Forest Park’s Zoning Board of Appeals (ZBA) approved parking variations which, if also approved by the village council, will allow two condominium conversions to proceed.

The first request came from developer Robert Marani, who is seeking to convert 18 apartments to nine condo units at 7320 Madison St. The lower level of the property at the southeast corner of Circle Avenue and Madison is home to Team Blonde Jewelry, La Piazza Café, and Briolette Beads.

“Before we get started, thanks for bringing it down from 18 units to nine,” said ZBA chairman Michael Curry at the outset of the hearing, hinting at the later unanimous vote in favor of the project.

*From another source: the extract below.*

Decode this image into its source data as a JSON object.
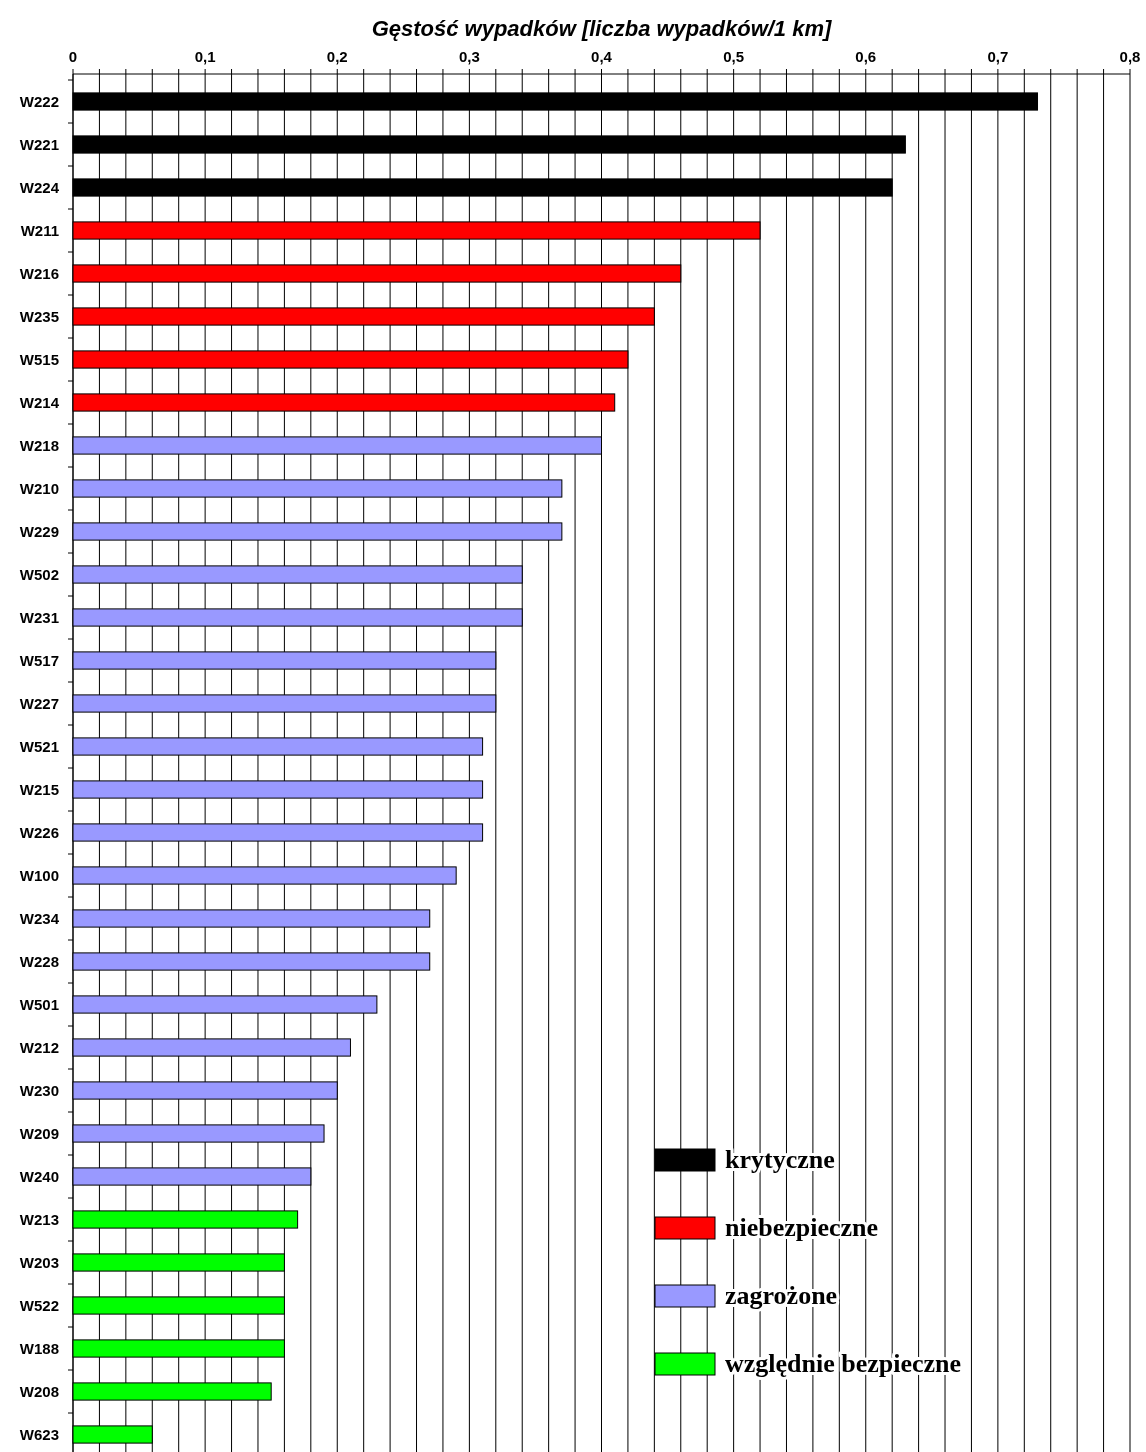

Marani was granted permission to proceed with the conversions despite the absence of parking spaces for the residents. Typically, developers are required to provide two spaces per unit.

The property is adjacent to a village-operated metered parking lot with 45 spaces. Marani noted that previously, the tenants of the building’s 18 apartments had parked in that lot. He said he intended to purchase parking passes for the condominium residents as well.

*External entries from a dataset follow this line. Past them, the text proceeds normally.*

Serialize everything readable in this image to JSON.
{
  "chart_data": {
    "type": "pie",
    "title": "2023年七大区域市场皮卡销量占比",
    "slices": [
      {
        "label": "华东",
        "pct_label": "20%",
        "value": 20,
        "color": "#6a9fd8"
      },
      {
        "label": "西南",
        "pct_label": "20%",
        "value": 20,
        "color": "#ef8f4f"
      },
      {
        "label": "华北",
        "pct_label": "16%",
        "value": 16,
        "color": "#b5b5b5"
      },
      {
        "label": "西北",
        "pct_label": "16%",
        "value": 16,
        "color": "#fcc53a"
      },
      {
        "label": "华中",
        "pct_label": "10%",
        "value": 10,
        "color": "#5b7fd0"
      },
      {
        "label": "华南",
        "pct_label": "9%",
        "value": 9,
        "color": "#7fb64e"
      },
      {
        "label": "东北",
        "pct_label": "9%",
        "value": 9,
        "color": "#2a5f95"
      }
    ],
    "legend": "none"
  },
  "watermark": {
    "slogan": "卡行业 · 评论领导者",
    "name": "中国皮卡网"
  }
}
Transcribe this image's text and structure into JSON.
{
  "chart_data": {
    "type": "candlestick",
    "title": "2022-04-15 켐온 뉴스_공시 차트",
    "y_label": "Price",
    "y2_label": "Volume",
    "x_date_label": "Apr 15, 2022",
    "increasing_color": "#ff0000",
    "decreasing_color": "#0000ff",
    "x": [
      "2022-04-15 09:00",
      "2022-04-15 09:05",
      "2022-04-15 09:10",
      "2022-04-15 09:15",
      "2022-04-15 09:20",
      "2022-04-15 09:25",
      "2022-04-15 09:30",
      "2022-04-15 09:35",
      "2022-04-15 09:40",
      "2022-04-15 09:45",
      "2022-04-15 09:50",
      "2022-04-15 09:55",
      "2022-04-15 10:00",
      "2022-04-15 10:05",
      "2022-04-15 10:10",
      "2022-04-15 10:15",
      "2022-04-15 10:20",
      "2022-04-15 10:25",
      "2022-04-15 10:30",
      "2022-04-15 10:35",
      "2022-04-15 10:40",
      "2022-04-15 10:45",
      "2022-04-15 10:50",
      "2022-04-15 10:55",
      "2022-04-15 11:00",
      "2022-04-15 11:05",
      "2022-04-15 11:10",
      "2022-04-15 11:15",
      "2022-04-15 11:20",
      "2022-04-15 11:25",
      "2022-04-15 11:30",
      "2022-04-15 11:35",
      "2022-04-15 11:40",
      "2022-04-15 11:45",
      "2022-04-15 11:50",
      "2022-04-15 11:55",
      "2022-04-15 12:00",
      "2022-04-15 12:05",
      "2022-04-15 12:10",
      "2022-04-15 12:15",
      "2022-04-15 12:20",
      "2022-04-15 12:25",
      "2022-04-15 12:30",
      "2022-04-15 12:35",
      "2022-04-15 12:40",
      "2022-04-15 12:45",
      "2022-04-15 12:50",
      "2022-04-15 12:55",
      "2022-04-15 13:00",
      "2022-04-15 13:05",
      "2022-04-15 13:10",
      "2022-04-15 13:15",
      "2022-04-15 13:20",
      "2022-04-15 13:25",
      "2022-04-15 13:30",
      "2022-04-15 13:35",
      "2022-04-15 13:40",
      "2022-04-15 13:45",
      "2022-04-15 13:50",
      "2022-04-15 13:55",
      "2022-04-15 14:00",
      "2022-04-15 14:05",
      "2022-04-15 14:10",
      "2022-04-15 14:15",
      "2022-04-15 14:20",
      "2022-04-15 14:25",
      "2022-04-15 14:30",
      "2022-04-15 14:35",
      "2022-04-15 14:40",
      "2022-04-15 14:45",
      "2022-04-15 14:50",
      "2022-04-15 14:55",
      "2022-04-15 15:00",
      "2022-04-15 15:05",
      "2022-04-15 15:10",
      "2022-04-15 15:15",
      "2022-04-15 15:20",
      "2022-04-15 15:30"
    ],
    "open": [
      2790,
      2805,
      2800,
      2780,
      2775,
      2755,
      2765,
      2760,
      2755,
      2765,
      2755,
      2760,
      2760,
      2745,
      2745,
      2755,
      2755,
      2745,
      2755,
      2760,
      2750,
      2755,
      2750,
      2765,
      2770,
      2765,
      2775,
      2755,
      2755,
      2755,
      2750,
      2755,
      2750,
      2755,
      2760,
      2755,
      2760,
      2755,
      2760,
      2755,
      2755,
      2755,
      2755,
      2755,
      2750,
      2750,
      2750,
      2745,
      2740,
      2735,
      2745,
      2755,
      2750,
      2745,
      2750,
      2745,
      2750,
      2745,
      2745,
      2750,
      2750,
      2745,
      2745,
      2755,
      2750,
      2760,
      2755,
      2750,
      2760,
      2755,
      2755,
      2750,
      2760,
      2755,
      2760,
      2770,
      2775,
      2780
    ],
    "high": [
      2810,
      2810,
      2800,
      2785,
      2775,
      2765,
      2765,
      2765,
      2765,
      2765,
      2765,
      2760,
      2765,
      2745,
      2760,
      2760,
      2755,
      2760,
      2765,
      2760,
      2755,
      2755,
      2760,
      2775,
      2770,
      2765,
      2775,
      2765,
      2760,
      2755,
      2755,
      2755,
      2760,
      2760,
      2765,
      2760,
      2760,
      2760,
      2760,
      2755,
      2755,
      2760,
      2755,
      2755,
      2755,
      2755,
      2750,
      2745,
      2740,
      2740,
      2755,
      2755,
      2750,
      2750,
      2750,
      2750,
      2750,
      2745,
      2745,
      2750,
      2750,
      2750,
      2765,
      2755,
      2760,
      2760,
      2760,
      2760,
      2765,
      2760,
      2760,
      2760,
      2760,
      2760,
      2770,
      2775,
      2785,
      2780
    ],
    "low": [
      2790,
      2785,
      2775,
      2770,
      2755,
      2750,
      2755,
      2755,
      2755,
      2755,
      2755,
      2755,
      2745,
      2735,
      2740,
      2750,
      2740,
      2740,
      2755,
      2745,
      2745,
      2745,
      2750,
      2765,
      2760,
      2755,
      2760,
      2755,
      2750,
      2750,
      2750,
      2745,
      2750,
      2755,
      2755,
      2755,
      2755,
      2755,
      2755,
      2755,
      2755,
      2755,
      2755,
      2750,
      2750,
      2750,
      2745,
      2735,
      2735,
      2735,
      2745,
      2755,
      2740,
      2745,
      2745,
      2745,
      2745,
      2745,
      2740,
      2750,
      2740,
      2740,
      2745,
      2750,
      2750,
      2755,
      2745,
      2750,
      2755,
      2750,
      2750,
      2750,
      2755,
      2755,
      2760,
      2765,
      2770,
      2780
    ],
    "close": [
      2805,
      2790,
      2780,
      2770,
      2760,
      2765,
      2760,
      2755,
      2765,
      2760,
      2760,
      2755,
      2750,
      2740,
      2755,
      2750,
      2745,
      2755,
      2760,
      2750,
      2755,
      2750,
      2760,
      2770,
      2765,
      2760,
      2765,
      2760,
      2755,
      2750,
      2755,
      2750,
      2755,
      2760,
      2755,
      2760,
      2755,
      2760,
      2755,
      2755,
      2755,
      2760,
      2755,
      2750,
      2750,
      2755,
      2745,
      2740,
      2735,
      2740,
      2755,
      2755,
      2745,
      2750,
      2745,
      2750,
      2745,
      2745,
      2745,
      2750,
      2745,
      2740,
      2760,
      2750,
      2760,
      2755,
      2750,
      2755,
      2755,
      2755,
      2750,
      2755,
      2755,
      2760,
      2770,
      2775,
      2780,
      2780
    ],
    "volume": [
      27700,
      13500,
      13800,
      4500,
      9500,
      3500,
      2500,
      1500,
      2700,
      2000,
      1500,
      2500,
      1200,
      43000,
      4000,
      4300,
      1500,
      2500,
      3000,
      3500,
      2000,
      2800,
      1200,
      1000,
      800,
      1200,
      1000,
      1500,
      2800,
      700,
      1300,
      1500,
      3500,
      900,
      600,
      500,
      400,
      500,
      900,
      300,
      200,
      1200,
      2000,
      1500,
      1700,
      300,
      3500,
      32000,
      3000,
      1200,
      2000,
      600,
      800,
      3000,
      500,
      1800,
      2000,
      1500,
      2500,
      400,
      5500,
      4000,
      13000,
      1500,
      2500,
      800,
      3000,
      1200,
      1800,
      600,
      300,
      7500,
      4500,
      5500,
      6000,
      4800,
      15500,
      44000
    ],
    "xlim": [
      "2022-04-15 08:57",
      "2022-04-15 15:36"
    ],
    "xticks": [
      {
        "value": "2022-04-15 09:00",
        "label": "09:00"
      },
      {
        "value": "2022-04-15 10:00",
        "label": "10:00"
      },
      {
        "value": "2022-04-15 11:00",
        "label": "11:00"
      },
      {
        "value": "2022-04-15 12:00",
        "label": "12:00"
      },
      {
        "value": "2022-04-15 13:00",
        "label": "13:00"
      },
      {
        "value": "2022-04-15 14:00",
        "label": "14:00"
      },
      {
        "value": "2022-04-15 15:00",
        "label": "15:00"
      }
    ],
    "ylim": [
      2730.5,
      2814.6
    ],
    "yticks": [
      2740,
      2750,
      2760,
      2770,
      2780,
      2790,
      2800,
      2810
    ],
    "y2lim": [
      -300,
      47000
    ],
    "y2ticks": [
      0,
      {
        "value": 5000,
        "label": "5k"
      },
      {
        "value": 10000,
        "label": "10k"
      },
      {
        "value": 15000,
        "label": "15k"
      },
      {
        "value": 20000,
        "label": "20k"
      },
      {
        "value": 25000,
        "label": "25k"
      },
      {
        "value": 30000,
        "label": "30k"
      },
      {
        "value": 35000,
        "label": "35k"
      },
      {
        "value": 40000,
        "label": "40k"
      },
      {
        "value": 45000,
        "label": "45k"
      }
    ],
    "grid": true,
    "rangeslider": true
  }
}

Responding to a question from resident Jerry Webster, Marani noted that he is exploring the possibility of purchasing additional nearby land for use as a parking lot.

“I’m in negotiation for parcels on Circle Avenue but I have not yet solidified any contracts,” he said.

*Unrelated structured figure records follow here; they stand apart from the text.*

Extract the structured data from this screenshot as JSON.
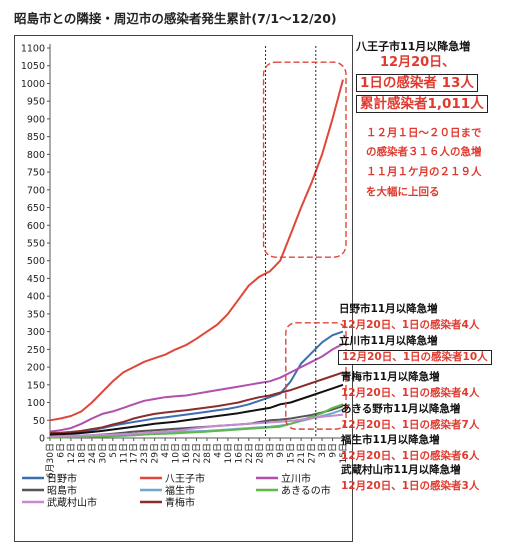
{
  "page": {
    "title": "昭島市との隣接・周辺市の感染者発生累計(7/1〜12/20)"
  },
  "annotations": {
    "hachioji": {
      "heading": "八王子市11月以降急増",
      "line1": "12月20日、",
      "line2": "1日の感染者 13人",
      "line3": "累計感染者1,011人",
      "note1": "１２月１日〜２０日まで",
      "note2": "の感染者３１６人の急増",
      "note3": "１１月１ケ月の２１９人",
      "note4": "を大幅に上回る"
    },
    "hino": {
      "heading": "日野市11月以降急増",
      "detail": "12月20日、1日の感染者4人"
    },
    "tachikawa": {
      "heading": "立川市11月以降急増",
      "detail": "12月20日、1日の感染者10人"
    },
    "ome": {
      "heading": "青梅市11月以降急増",
      "detail": "12月20日、1日の感染者4人"
    },
    "akiruno": {
      "heading": "あきる野市11月以降急増",
      "detail": "12月20日、1日の感染者7人"
    },
    "fussa": {
      "heading": "福生市11月以降急増",
      "detail": "12月20日、1日の感染者6人"
    },
    "musashimurayama": {
      "heading": "武蔵村山市11月以降急増",
      "detail": "12月20日、1日の感染者3人"
    }
  },
  "chart_data": {
    "type": "line",
    "ylim": [
      0,
      1100
    ],
    "yticks": [
      0,
      50,
      100,
      150,
      200,
      250,
      300,
      350,
      400,
      450,
      500,
      550,
      600,
      650,
      700,
      750,
      800,
      850,
      900,
      950,
      1000,
      1050,
      1100
    ],
    "x_tick_labels": [
      "6月30日",
      "6日",
      "12日",
      "18日",
      "24日",
      "30日",
      "5日",
      "11日",
      "17日",
      "23日",
      "29日",
      "4日",
      "10日",
      "16日",
      "22日",
      "28日",
      "4日",
      "10日",
      "16日",
      "22日",
      "28日",
      "3日",
      "9日",
      "15日",
      "21日",
      "27日",
      "3日",
      "9日",
      "15日"
    ],
    "legend_position": "bottom",
    "grid": false,
    "highlight_start_index": 20.6,
    "highlight_nov_index": 25.4,
    "series": [
      {
        "name": "日野市",
        "color": "#3b6fb0",
        "values": [
          12,
          13,
          15,
          18,
          22,
          28,
          35,
          40,
          45,
          50,
          55,
          58,
          62,
          66,
          70,
          74,
          78,
          82,
          88,
          95,
          105,
          115,
          125,
          160,
          210,
          240,
          270,
          290,
          300
        ]
      },
      {
        "name": "八王子市",
        "color": "#e0463a",
        "values": [
          50,
          55,
          62,
          75,
          100,
          130,
          160,
          185,
          200,
          215,
          225,
          235,
          250,
          262,
          280,
          300,
          320,
          350,
          390,
          430,
          455,
          470,
          500,
          575,
          650,
          720,
          800,
          900,
          1011
        ]
      },
      {
        "name": "立川市",
        "color": "#b04fae",
        "values": [
          18,
          22,
          28,
          40,
          55,
          68,
          75,
          85,
          95,
          105,
          110,
          115,
          118,
          120,
          125,
          130,
          135,
          140,
          145,
          150,
          155,
          160,
          170,
          185,
          200,
          215,
          230,
          250,
          265
        ]
      },
      {
        "name": "昭島市",
        "color": "#555555",
        "values": [
          5,
          5,
          6,
          7,
          8,
          10,
          12,
          15,
          18,
          20,
          22,
          24,
          26,
          28,
          30,
          32,
          34,
          36,
          38,
          40,
          45,
          50,
          52,
          55,
          60,
          65,
          72,
          80,
          90
        ]
      },
      {
        "name": "福生市",
        "color": "#6fa8c8",
        "values": [
          2,
          2,
          3,
          3,
          4,
          4,
          5,
          6,
          8,
          10,
          12,
          14,
          16,
          18,
          19,
          20,
          22,
          24,
          26,
          28,
          30,
          32,
          35,
          40,
          48,
          55,
          62,
          70,
          80
        ]
      },
      {
        "name": "あきるの市",
        "color": "#5fb84a",
        "values": [
          1,
          1,
          2,
          3,
          4,
          5,
          6,
          7,
          8,
          10,
          11,
          12,
          13,
          15,
          16,
          18,
          20,
          22,
          24,
          26,
          28,
          30,
          32,
          40,
          50,
          60,
          70,
          85,
          95
        ]
      },
      {
        "name": "武蔵村山市",
        "color": "#c58ad0",
        "values": [
          4,
          5,
          6,
          7,
          8,
          9,
          10,
          11,
          12,
          14,
          16,
          18,
          20,
          24,
          28,
          31,
          34,
          36,
          38,
          40,
          42,
          44,
          46,
          48,
          52,
          56,
          60,
          63,
          66
        ]
      },
      {
        "name": "青梅市",
        "color": "#8b2d2d",
        "values": [
          14,
          15,
          17,
          20,
          25,
          30,
          38,
          45,
          55,
          62,
          68,
          72,
          75,
          78,
          82,
          86,
          90,
          95,
          100,
          108,
          115,
          120,
          128,
          135,
          145,
          155,
          165,
          175,
          185
        ]
      },
      {
        "name": "",
        "color": "#111111",
        "values": [
          10,
          11,
          12,
          14,
          17,
          20,
          24,
          28,
          32,
          36,
          40,
          43,
          46,
          50,
          54,
          58,
          62,
          66,
          70,
          75,
          80,
          85,
          95,
          100,
          110,
          120,
          130,
          140,
          150
        ]
      }
    ]
  }
}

The condos will all have two bedrooms and 2.5 bathrooms, and prices will range from $295,000 to $330,000, according to Marani.

The second variation recommended by the ZBA would allow Elgin Street Properties, LLC to convert 18 apartments at 32-38 Elgin Avenue into condominiums.

The property has 18 parking spaces, meaning that one space, rather than the required two spaces, are provided for each unit.

Attorney Eric Miller, representing the developer, noted that the property had been granted a variation in 1965 which allowed a residential use in a district zoned for business. He argued that when this variation was granted, the property’s parking situation was approved in the process, though the issue wasn’t raised at the time.

The property, he noted, had changed hands several times without the parking issue being raised by the village before Elgin Street Properties purchased it last December. Curry reminded Miller that until now, the building housed rental properties, and the change to condos was the reason that this time was different.

“If they were still renting it, they wouldn’t be here right now,” he said.

Miller told the board that the village had already granted the developers a certificate of compliance for the conversion in May. One of the units has since been sold, and 13 more are already under contract.

“They’re way past conversion, they’re practically sold out ” at what point did the village or developer drop the ball,” asked board member Jolyn Crawford.

Building Department Director Michael Boyle acknowledged that the error might have been on the part of the village. “It’s possible that someone from my staff signed [the certificate] based on what they believed to be the case,” he said.

Developer Michael Cronin said that the units would all continue to be one bedroom and one bathroom, with the only work needed being interior renovations. The majority of the units would be occupied by single people, he said, though some couples have signed on.

Jim Lenox, also representing Elgin Street Properties, noted that some of the units would be occupied by elderly people who do not drive and have asked to have their spaces leased out.

“This is a cart before the horse situation and it puts the zoning board in an awkward position…its almost necessary for us to put this through because it was approved by the village,” said board member Al Bucholtz.

In the end, all board members voted in favor of the variance except Richard Scafidi, who abstained.

The ZBA’s recommendations will be sent to the village council for a final vote during an upcoming meeting.